Reference-Based Batch Correction

step_measure_batch_reference() creates a specification of a recipe step that corrects for batch effects using reference samples. This is a simpler alternative to ComBat-style correction that doesn't require heavy dependencies.

Usage

step_measure_batch_reference(
  recipe,
  ...,
  batch_col = "batch_id",
  sample_type_col = "sample_type",
  reference_type = "reference",
  method = c("median_ratio", "mean_ratio", "median_center", "mean_center"),
  target_batch = NULL,
  min_ref = 2,
  role = NA,
  trained = FALSE,
  skip = FALSE,
  id = recipes::rand_id("measure_batch_reference")
)

Arguments

recipe

A recipe object.

...

One or more selector functions to choose feature columns.

batch_col

Name of the column containing batch identifiers.

sample_type_col

Name of the column containing sample type.

reference_type

Value(s) in sample_type_col that identify reference samples to use for batch correction. Default is "reference".

method

Correction method:

"median_ratio" (default): Scale by ratio of reference medians
"mean_ratio": Scale by ratio of reference means
"median_center": Center batches to common median
"mean_center": Center batches to common mean

target_batch

Which batch to use as reference. Default is the first batch (alphabetically). Can also be "global" to use global reference median/mean.

min_ref

Minimum number of reference samples per batch. Default is 2.

role

Not used by this step.

trained

Logical indicating if the step has been trained.

skip

Logical. Should the step be skipped when baking?

id

Unique step identifier.

Value

An updated recipe with the new step added.

Details

Correction Methods

Median/Mean Ratio: Multiplies all samples in a batch by: target_reference / batch_reference

This preserves relative differences within batches while aligning batch centers.
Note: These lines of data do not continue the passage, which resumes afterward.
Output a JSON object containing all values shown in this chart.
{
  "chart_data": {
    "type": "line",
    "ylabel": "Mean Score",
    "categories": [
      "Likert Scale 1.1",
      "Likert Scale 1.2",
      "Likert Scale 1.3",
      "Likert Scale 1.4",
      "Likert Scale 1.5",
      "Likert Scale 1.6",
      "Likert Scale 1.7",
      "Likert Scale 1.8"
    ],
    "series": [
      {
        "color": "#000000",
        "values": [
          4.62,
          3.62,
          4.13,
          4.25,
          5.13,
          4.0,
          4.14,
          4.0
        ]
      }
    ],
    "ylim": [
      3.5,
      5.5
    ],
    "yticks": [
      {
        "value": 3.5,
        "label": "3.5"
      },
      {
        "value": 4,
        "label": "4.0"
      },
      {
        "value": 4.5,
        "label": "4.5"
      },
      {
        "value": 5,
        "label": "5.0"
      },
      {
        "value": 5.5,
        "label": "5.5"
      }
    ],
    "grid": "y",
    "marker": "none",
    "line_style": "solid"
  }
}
Median/Mean Center: Subtracts the difference between batch reference and target reference. This is appropriate for log-transformed data.

Reference Samples

Reference samples should be identical samples run in each batch (e.g., pooled QC, reference material). The step will error if any batch lacks sufficient reference samples.

Examples

library(recipes)

# Data with batch effects
data <- data.frame(
  sample_id = paste0("S", 1:20),
  sample_type = rep(c("reference", "unknown", "unknown", "unknown", "reference"), 4),
  batch_id = rep(c("B1", "B1", "B2", "B2"), 5),
  feature1 = c(rep(100, 10), rep(120, 10)) + rnorm(20, sd = 5),  # Batch effect
  feature2 = c(rep(50, 10), rep(45, 10)) + rnorm(20, sd = 2)
)

rec <- recipe(~ ., data = data) |>
  update_role(sample_id, new_role = "id") |>
  step_measure_batch_reference(feature1, feature2, batch_col = "batch_id") |>
  prep()

corrected <- bake(rec, new_data = NULL)